By weighting the samples by the hw counter delta we get this, if we
assume that the sampling frequency is not a harmonic of the runtime of
these functions, then statistics will dtrt.

It basically generates a massive skid on the sample, but as long as most
of the samples end up hitting the right function we're good. For a
periodic workload like:
while (lots) { my_important_work() }
that is even true for period > function_runtime with the exception of
that harmonic thing. For less neat workloads like:
while (lots) { my_important_work(); other_random_things(); }
This doesn't need to work unless period < function_runtime.

Clearly we cannot attribute anything to the actual instruction hit due
to the massive skid, but we can (possibly) say something about the
function based on these statistical rules.

2010-07-08 11:20:04

by Ingo Molnar

[permalink] [raw]

Subject: Re: [RFC][PATCH 00/11] perf pmu interface -v2

* Peter Zijlstra <[email protected]> wrote:

> On Thu, 2010-07-01 at 17:39 +0200, Peter Zijlstra wrote:
> >
> > Ah, for sampling for sure, simply group a software perf event and a
> > hardware perf event together and use PERF_SAMPLE_READ.
>
> So the idea is to sample using a software event (periodic timer of sorts,
> maybe randomize it) and weight its samples by the hardware event deltas.
>
> Suppose you have a workload consisting of two main parts:
>
> my_important_work()
> {
> load_my_data();
> compute_me_silly();
> }
>
> Now, lets assume that both these functions take the same time to complete
> for each part of work. In that case a periodic timer generate samples that
> are about 50/50 distributed between these two functions.
>
> Now, let us further assume that load_my_data() is so slow because its
> missing all the caches and compute_me_silly() is slow because its defeating
> the branch predictor.
>
> So what we want to end up with, is that when we sample for cache-misses we
> get load_my_data() as the predominant function, not a nice 50/50 relation.
> Idem for branch misses and compute_me_silly().
>
> By weighting the samples by the hw counter delta we get this, if we assume
> that the sampling frequency is not a harmonic of the runtime of these
> functions, then statistics will dtrt.

Yes.

And if the platform code implements this then the tooling side already takes
care of it - even if the CPU itself cannot geneate interrupts based on say
cachemisses or branches (but can measure them via counts).

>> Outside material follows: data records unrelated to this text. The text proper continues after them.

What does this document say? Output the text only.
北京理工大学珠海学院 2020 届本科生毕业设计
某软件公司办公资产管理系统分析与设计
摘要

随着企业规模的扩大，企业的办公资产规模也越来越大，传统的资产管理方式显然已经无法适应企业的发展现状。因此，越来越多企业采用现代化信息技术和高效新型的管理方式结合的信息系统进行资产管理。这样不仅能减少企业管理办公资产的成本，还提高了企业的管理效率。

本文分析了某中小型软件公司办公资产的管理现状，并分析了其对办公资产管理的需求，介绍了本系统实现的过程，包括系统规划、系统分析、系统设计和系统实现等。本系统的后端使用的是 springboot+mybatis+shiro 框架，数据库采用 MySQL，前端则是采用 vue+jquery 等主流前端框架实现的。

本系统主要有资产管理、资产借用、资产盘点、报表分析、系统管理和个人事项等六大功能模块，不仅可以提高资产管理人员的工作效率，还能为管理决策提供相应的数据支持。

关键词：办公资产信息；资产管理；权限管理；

The only situation where statistics will not do the right thing is when the
likelyhood of the sample tick significantly correlates with the likelyhood of
the workload itself executing. Timer-dominated workloads would be an example.

Real hrtimers are sufficiently tick-less to solve most of these artifacts in
practice.

Ingo

2010-07-18 19:37:41

by Matt Fleming

[permalink] [raw]

Subject: Re: [RFC][PATCH 00/11] perf pmu interface -v2

On Thu, 8 Jul 2010 13:19:36 +0200, Ingo Molnar <[email protected]> wrote:
>
> And if the platform code implements this then the tooling side already takes
> care of it - even if the CPU itself cannot geneate interrupts based on say
> cachemisses or branches (but can measure them via counts).

I finally got a bit of time to work on this. I'm confused about how the
tools will take care of this at the moment. How much support currently
exists for these sorts of weighted samples? The only thing I can find
that looks related is PERF_SAMPLE_READ, but I don't think that's exactly
what we need.

Could someone point me in the right direction?